While that feels like a seductive narrative, I don’t think the parallels hold up under scrutiny. In the late Gilded Age, newspapers were the most powerful, economically entrenched, and politically influential form of communication ever devised; their equivalent today isn’t blogs, but cable news networks. (Jonah Peretti isn’t the new Hearst, Roger Ailes is.) “Yellow journalism” wasn’t the bread and circuses (comic strips and rotogravure and syndicated columns and pro sports took care of that part of the newspaper empires), it was a drumbeat advocating for war and colonialism and unionbusting and scaremongering about The Yellow Peril and The Negro Problem and The Immigrant Menace.

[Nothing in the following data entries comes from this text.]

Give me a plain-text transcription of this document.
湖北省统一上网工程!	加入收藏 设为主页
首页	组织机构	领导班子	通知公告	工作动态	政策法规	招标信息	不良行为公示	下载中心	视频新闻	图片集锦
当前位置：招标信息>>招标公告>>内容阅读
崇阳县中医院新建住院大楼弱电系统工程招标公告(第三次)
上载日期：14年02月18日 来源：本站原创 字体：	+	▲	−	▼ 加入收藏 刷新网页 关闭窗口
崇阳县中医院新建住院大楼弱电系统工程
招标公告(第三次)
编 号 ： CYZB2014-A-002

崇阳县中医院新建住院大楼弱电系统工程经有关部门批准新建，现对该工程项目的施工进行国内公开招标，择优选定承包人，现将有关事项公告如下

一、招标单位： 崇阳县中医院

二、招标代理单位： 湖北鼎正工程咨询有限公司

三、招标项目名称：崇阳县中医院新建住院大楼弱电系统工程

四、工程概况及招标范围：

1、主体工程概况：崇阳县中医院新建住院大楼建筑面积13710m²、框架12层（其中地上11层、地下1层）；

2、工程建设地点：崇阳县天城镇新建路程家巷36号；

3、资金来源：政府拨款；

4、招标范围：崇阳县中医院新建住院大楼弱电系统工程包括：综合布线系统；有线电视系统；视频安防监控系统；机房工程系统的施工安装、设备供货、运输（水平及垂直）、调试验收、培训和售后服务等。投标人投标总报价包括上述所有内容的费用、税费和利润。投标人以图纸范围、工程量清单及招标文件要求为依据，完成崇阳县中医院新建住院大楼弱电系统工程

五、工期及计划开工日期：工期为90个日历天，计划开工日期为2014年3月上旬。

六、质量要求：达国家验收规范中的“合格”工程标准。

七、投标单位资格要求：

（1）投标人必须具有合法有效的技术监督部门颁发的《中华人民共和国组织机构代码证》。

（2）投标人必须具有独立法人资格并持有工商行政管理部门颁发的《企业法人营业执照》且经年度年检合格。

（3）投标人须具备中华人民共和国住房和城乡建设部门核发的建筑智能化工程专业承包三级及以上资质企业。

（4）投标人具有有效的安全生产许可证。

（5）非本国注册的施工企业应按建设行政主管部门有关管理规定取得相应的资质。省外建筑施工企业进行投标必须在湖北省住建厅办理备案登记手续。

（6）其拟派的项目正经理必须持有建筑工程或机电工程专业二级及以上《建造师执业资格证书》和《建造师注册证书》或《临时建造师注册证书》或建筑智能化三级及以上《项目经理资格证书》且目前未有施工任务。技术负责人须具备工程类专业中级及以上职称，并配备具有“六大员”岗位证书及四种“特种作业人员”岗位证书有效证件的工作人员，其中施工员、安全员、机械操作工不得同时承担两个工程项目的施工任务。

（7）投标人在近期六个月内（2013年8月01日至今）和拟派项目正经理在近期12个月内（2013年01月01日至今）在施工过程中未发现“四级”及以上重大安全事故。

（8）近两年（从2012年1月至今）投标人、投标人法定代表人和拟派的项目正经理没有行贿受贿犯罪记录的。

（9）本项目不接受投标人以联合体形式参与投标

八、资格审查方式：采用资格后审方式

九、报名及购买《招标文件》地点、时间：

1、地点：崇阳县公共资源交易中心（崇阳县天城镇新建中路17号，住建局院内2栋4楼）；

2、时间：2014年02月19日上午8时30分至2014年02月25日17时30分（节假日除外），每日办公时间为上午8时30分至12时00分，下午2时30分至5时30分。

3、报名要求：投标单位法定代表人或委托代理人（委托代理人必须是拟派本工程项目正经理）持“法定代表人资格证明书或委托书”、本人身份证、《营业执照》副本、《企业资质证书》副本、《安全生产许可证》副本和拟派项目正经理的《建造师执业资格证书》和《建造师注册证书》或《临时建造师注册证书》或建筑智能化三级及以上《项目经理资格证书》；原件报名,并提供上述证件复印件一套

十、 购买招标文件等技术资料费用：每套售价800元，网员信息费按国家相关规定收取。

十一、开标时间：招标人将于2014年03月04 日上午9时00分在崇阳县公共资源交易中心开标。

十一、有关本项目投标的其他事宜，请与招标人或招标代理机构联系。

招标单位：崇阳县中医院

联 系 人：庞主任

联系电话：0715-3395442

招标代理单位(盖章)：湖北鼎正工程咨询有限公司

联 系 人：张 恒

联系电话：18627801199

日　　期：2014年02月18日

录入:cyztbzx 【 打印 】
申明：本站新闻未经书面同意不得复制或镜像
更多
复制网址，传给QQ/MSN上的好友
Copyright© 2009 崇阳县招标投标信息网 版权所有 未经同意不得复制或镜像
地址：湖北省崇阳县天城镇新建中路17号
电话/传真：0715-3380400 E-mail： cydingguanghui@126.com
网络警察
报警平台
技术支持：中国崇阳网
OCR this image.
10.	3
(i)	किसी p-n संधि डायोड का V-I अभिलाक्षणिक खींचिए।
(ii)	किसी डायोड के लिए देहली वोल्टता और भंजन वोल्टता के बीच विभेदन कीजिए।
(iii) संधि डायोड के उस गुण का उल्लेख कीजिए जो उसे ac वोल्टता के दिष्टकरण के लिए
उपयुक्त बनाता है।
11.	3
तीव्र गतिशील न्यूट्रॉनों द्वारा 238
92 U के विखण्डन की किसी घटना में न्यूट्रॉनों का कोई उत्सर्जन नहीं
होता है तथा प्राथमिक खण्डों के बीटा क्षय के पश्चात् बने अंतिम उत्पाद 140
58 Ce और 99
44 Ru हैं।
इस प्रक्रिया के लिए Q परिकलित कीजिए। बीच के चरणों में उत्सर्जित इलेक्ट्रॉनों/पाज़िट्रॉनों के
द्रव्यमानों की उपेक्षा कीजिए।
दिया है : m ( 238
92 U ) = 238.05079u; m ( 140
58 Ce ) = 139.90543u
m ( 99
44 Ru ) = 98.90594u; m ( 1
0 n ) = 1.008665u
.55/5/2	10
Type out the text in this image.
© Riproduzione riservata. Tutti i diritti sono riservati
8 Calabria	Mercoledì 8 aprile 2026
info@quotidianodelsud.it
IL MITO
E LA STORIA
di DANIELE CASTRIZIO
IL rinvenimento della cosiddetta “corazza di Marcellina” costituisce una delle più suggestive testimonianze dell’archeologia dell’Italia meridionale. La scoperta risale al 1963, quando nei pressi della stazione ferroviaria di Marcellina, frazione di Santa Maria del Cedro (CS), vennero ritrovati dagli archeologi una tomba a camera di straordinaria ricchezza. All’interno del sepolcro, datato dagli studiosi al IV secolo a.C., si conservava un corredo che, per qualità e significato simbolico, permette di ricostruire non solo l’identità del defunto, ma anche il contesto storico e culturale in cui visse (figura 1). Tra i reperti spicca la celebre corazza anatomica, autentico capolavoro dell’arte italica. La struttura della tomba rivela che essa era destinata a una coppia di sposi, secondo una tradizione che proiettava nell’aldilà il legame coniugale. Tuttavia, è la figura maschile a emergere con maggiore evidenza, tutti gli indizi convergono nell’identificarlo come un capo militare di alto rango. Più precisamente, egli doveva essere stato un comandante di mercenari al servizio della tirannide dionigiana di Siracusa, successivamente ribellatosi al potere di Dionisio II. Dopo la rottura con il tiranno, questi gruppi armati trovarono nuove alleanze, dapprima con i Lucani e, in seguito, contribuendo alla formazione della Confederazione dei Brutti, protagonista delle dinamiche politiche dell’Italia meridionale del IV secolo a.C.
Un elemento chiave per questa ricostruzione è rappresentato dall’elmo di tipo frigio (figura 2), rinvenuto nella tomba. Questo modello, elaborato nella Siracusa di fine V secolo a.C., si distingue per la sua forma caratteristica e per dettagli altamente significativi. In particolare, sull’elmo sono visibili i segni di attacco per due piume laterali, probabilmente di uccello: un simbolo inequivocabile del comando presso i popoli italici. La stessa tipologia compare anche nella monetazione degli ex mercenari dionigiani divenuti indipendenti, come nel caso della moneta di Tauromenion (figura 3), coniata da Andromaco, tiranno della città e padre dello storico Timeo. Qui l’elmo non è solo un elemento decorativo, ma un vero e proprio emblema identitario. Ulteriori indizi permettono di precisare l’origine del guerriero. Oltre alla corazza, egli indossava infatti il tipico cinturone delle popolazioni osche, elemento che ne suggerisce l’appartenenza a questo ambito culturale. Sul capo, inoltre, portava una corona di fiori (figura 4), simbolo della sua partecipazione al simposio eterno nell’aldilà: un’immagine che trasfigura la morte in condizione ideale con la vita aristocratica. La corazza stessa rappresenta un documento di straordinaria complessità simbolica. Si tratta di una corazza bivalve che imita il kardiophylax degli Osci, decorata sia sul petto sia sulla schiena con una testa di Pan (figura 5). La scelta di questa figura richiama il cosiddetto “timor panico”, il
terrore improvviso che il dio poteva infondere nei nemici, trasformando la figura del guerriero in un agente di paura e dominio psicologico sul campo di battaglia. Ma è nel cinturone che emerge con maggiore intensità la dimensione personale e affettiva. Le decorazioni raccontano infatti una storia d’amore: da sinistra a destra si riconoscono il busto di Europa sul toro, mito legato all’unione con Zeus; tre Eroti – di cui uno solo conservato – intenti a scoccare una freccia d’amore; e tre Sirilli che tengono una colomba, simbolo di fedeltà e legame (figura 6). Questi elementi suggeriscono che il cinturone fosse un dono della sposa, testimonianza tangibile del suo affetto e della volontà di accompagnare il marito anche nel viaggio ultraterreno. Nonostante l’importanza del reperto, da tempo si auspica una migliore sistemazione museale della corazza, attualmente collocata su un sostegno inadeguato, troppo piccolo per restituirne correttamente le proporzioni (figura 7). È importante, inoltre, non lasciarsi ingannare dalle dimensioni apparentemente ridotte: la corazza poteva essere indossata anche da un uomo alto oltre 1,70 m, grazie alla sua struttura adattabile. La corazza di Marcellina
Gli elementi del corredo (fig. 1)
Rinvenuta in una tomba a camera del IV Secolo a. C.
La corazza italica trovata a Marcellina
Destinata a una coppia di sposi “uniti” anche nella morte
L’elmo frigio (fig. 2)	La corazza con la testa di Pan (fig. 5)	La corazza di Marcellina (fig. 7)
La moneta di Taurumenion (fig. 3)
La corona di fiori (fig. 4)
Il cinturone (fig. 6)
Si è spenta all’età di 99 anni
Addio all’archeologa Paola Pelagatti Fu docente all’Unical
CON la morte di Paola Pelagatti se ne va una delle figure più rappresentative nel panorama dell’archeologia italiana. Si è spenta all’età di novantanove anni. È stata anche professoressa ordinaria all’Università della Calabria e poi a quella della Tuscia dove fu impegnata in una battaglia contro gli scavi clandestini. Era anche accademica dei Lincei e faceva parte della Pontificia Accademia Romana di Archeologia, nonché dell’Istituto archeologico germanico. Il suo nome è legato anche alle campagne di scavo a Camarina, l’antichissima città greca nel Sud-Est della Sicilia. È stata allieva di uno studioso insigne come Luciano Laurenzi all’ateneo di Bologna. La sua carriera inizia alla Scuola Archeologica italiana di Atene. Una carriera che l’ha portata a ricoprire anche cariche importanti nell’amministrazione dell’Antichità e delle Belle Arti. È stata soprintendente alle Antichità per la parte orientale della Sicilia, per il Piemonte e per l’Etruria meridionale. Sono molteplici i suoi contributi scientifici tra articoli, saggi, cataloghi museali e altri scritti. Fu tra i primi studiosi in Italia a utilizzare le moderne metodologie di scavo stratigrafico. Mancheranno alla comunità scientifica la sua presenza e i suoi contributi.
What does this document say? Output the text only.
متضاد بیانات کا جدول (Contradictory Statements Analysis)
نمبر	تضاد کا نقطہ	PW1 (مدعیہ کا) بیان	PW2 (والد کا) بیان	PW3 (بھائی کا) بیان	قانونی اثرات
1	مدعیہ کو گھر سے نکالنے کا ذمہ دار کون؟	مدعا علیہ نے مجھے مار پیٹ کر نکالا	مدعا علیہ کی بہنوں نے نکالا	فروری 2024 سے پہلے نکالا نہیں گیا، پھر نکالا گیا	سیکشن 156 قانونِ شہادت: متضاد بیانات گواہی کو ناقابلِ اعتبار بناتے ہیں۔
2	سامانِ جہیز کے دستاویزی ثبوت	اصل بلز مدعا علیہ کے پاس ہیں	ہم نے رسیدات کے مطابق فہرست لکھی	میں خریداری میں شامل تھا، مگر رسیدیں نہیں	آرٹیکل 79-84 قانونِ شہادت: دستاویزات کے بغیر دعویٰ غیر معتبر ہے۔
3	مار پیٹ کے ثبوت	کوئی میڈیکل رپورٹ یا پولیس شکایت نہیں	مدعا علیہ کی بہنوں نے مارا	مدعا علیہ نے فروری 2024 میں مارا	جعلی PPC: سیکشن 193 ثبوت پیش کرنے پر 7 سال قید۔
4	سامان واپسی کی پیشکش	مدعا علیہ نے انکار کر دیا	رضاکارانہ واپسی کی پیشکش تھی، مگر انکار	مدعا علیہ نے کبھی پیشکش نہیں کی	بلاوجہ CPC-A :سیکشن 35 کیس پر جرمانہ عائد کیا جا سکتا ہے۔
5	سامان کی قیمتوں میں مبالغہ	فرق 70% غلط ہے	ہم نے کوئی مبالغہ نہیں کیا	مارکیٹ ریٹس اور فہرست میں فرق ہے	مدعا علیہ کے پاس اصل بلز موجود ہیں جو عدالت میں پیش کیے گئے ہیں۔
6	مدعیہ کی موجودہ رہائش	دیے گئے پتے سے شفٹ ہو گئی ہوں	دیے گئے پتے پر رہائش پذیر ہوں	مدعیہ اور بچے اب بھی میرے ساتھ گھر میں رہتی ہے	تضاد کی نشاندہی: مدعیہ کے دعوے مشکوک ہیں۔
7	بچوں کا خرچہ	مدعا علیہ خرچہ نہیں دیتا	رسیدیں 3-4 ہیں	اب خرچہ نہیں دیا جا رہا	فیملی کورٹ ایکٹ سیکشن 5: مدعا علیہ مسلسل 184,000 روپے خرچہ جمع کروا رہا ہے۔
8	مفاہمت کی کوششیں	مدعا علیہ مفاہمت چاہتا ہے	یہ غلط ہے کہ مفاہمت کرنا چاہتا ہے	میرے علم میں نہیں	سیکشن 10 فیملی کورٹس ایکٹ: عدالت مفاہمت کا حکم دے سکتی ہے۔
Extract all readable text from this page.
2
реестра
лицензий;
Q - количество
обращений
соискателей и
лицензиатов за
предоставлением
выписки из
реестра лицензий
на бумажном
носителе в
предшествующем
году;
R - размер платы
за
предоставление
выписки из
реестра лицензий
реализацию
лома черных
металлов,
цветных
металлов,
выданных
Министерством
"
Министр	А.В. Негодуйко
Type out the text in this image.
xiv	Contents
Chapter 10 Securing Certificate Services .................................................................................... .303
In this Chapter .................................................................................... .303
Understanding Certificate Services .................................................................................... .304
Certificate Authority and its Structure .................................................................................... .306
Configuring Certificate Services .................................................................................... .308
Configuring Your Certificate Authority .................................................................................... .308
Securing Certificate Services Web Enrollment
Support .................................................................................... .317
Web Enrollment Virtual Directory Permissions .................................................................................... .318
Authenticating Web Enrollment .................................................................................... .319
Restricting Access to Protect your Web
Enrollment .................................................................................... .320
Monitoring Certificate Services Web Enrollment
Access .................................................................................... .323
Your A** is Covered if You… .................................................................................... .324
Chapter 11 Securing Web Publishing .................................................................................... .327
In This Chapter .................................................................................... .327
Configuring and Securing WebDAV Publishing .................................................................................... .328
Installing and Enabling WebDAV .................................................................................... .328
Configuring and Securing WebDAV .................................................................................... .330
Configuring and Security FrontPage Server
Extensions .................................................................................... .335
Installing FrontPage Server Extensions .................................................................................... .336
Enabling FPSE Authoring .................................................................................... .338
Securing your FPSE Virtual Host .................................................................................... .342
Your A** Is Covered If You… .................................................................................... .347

Clickbait exists due to a climate of desperation, not muscle-flexing. Free-falling ad revenue and a surplus of media outlets and finite amounts of consumer attention mean that it’s equivalent not to the big chain papers, but to the tiny-circulation local papers, two to a town of 5,000, that were being pushed out of business by the Hearsts and Pulitzers starting in the 1890s, and who ran as much human-interest, reader-flattering, and advertorial content as they could just to keep the presses running. There were lots of other forms of clickbait in the golden age of print — news-of-the-weird tabloids like the Police Gazette, judgy slash salacious advice columns in women’s weeklies, all manner of epic rants, gleeful takedowns, and swindling hoaxes being passed around in broadsides and pamphlets and proto-zines — but bottom-feeding we have with us always. It’s the top-feeders you want to watch out for.